BTW, would also love maxDataPoints
hint for use in custom finder :+1:
you need to check with @mb-m if he has time... I left #gaikai, he is now the one on the prj
Hi there,
I'm going to try to implement a CustomFinder to obtain data from KDB in order to feed it to Grafana. The data i'm going to query isn't stored at fixed time intervals, so the KDB query will need to time-bucket the data.

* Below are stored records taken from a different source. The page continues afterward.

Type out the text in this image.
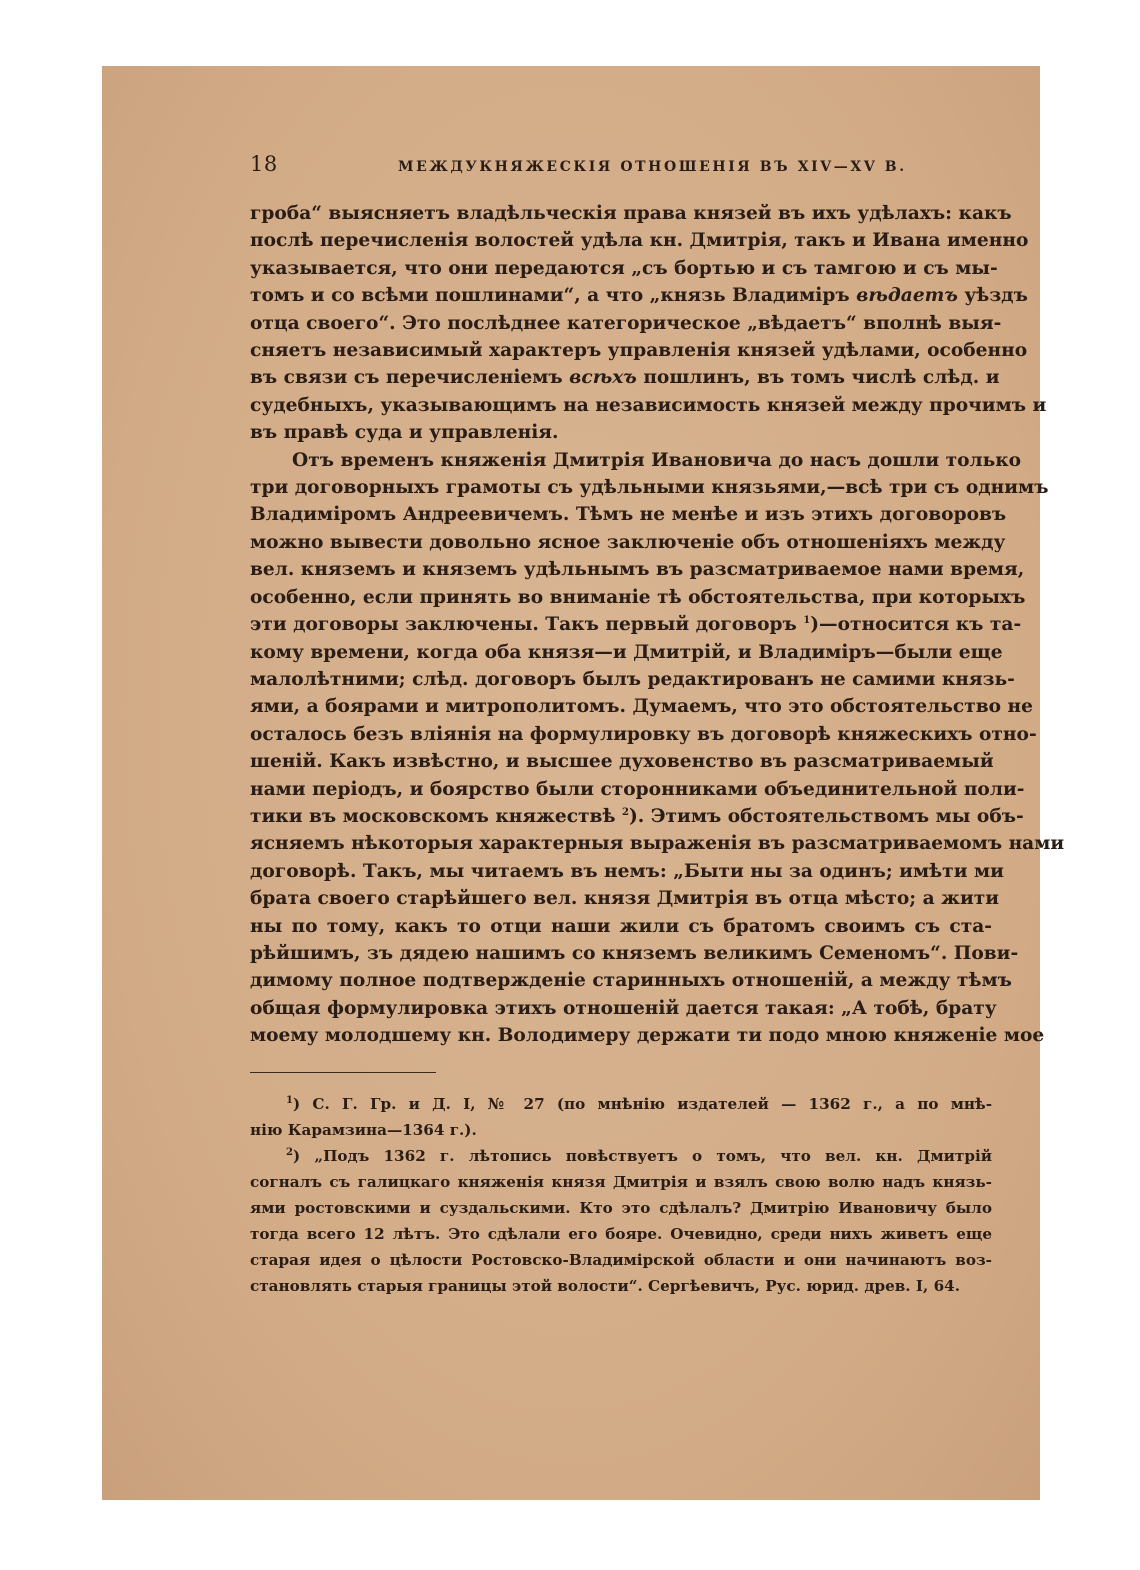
18	МЕЖДУКНЯЖЕСКІЯ ОТНОШЕНІЯ ВЪ XIV—XV В.

гроба“ выясняетъ владѣльческія права князей въ ихъ удѣлахъ: какъ

послѣ перечисленія волостей удѣла кн. Дмитрія, такъ и Ивана именно

указывается, что они передаются „съ бортью и съ тамгою и съ мы-

томъ и со всѣми пошлинами“, а что „князь Владиміръ вѣдаетъ уѣздъ

отца своего“. Это послѣднее категорическое „вѣдаетъ“ вполнѣ выя-

сняетъ независимый характеръ управленія князей удѣлами, особенно

въ связи съ перечисленіемъ всѣхъ пошлинъ, въ томъ числѣ слѣд. и

судебныхъ, указывающимъ на независимость князей между прочимъ и

въ правѣ суда и управленія.

Отъ временъ княженія Дмитрія Ивановича до насъ дошли только

три договорныхъ грамоты съ удѣльными князьями,—всѣ три съ однимъ

Владиміромъ Андреевичемъ. Тѣмъ не менѣе и изъ этихъ договоровъ

можно вывести довольно ясное заключеніе объ отношеніяхъ между

вел. княземъ и княземъ удѣльнымъ въ разсматриваемое нами время,

особенно, если принять во вниманіе тѣ обстоятельства, при которыхъ

эти договоры заключены. Такъ первый договоръ $^1$)—относится къ та-

кому времени, когда оба князя—и Дмитрій, и Владиміръ—были еще

малолѣтними; слѣд. договоръ былъ редактированъ не самими князь-

ями, а боярами и митрополитомъ. Думаемъ, что это обстоятельство не

осталось безъ вліянія на формулировку въ договорѣ княжескихъ отно-

шеній. Какъ извѣстно, и высшее духовенство въ разсматриваемый

нами періодъ, и боярство были сторонниками объединительной поли-

тики въ московскомъ княжествѣ $^2$). Этимъ обстоятельствомъ мы объ-

ясняемъ нѣкоторыя характерныя выраженія въ разсматриваемомъ нами

договорѣ. Такъ, мы читаемъ въ немъ: „Быти ны за одинъ; имѣти ми

брата своего старѣйшего вел. князя Дмитрія въ отца мѣсто; а жити

ны по тому, какъ то отци наши жили съ братомъ своимъ съ ста-

рѣйшимъ, зъ дядею нашимъ со княземъ великимъ Семеномъ“. Пови-

димому полное подтвержденіе старинныхъ отношеній, а между тѣмъ

общая формулировка этихъ отношеній дается такая: „А тобѣ, брату

моему молодшему кн. Володимеру держати ти подо мною княженіе мое

$^1$) С. Г. Гр. и Д. I, № 27 (по мнѣнію издателей — 1362 г., а по мнѣ-

нію Карамзина—1364 г.).

$^2$) „Подъ 1362 г. лѣтопись повѣствуетъ о томъ, что вел. кн. Дмитрій

согналъ съ галицкаго княженія князя Дмитрія и взялъ свою волю надъ князь-

ями ростовскими и суздальскими. Кто это сдѣлалъ? Дмитрію Ивановичу было

тогда всего 12 лѣтъ. Это сдѣлали его бояре. Очевидно, среди нихъ живетъ еще

старая идея о цѣлости Ростовско-Владимірской области и они начинаютъ воз-

становлять старыя границы этой волости“. Сергѣевичъ, Рус. юрид. древ. I, 64.
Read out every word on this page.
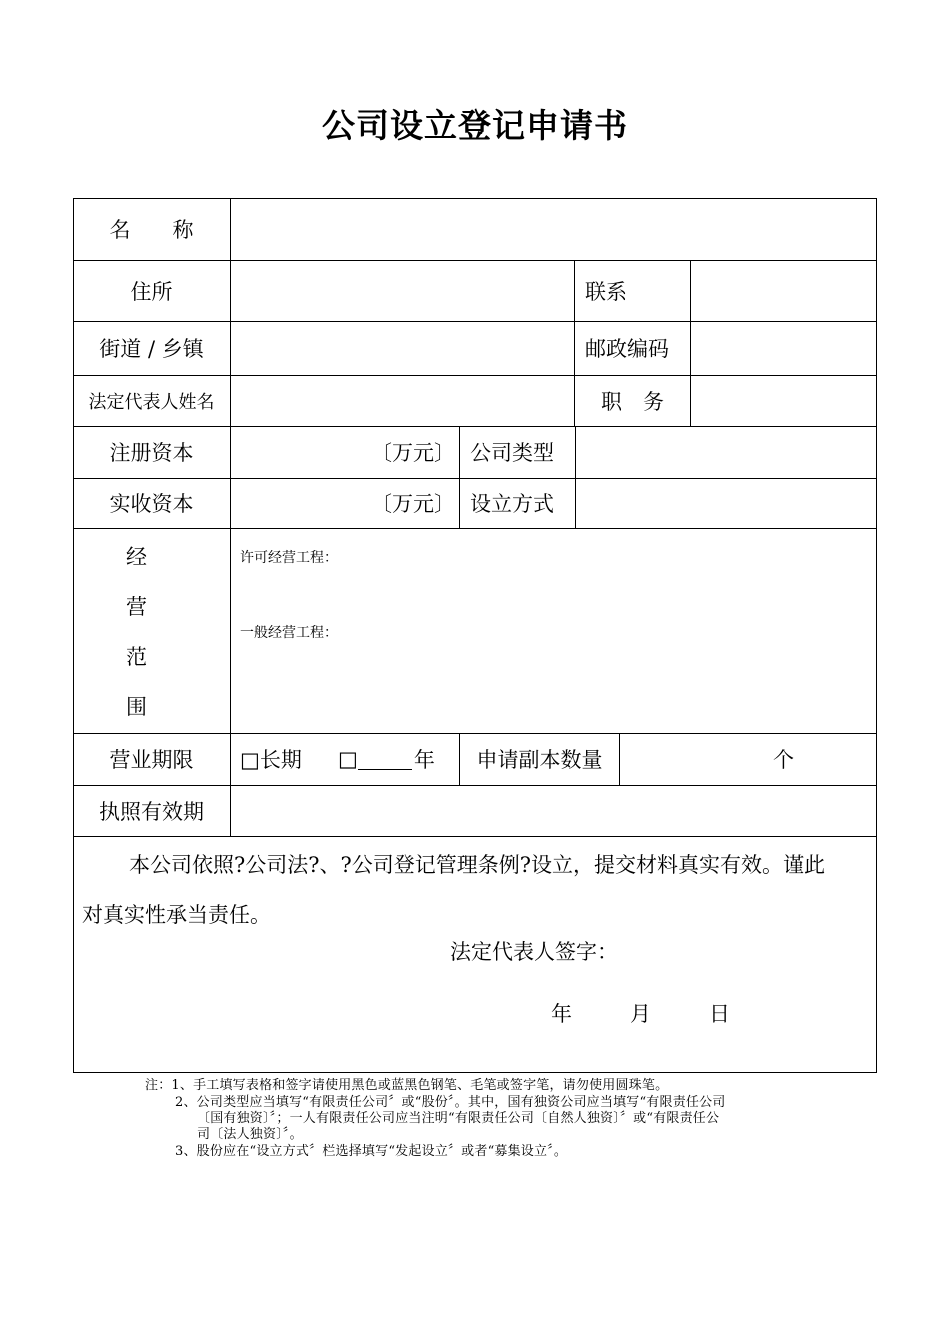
公司设立登记申请书
名　　称
住所	联系
街道 / 乡镇	邮政编码
法定代表人姓名	职　务
注册资本	〔万元〕 公司类型
实收资本	〔万元〕 设立方式
经
营
范
围
许可经营工程：
一般经营工程：
营业期限	□长期	□	年	申请副本数量	个
执照有效期
本公司依照?公司法?、?公司登记管理条例?设立，提交材料真实有效。谨此
对真实性承当责任。
法定代表人签字：
年	月	日
注：1、手工填写表格和签字请使用黑色或蓝黑色钢笔、毛笔或签字笔，请勿使用圆珠笔。
2、公司类型应当填写“有限责任公司〞或“股份〞。其中，国有独资公司应当填写“有限责任公司
〔国有独资〕〞；一人有限责任公司应当注明“有限责任公司〔自然人独资〕〞或“有限责任公
司〔法人独资〕〞。
3、股份应在“设立方式〞栏选择填写“发起设立〞或者“募集设立〞。
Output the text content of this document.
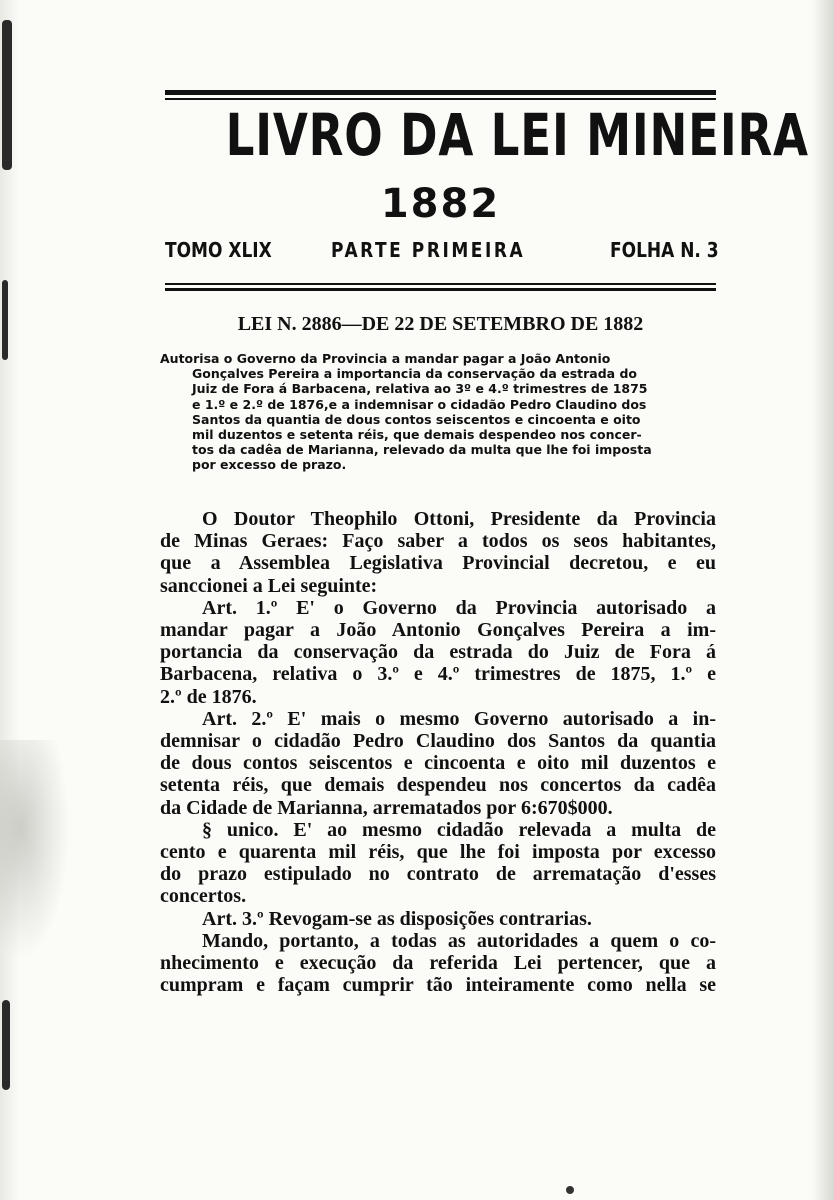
LIVRO DA LEI MINEIRA
1882
TOMO XLIX	PARTE PRIMEIRA	FOLHA N. 3
LEI N. 2886—DE 22 DE SETEMBRO DE 1882
Autorisa o Governo da Provincia a mandar pagar a João Antonio
Gonçalves Pereira a importancia da conservação da estrada do
Juiz de Fora á Barbacena, relativa ao 3º e 4.º trimestres de 1875
e 1.º e 2.º de 1876,e a indemnisar o cidadão Pedro Claudino dos
Santos da quantia de dous contos seiscentos e cincoenta e oito
mil duzentos e setenta réis, que demais despendeo nos concer-
tos da cadêa de Marianna, relevado da multa que lhe foi imposta
por excesso de prazo.
O Doutor Theophilo Ottoni, Presidente da Provincia
de Minas Geraes: Faço saber a todos os seos habitantes,
que a Assemblea Legislativa Provincial decretou, e eu
sanccionei a Lei seguinte:
Art. 1.º E' o Governo da Provincia autorisado a
mandar pagar a João Antonio Gonçalves Pereira a im-
portancia da conservação da estrada do Juiz de Fora á
Barbacena, relativa o 3.º e 4.º trimestres de 1875, 1.º e
2.º de 1876.
Art. 2.º E' mais o mesmo Governo autorisado a in-
demnisar o cidadão Pedro Claudino dos Santos da quantia
de dous contos seiscentos e cincoenta e oito mil duzentos e
setenta réis, que demais despendeu nos concertos da cadêa
da Cidade de Marianna, arrematados por 6:670$000.
§ unico. E' ao mesmo cidadão relevada a multa de
cento e quarenta mil réis, que lhe foi imposta por excesso
do prazo estipulado no contrato de arrematação d'esses
concertos.
Art. 3.º Revogam-se as disposições contrarias.
Mando, portanto, a todas as autoridades a quem o co-
nhecimento e execução da referida Lei pertencer, que a
cumpram e façam cumprir tão inteiramente como nella se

Grafana makes use of Graphite's maxDataPoints to ensure that huge amounts of data aren't fed back to the browser and hence make things a lot more efficient.
Given that my query will have to time-bucket the data, it would be handy to receive any maxDataPoints parameter on the query interface - it would allow me to choose a suitable interval for the time buckets.
What do you think? Something worth considering?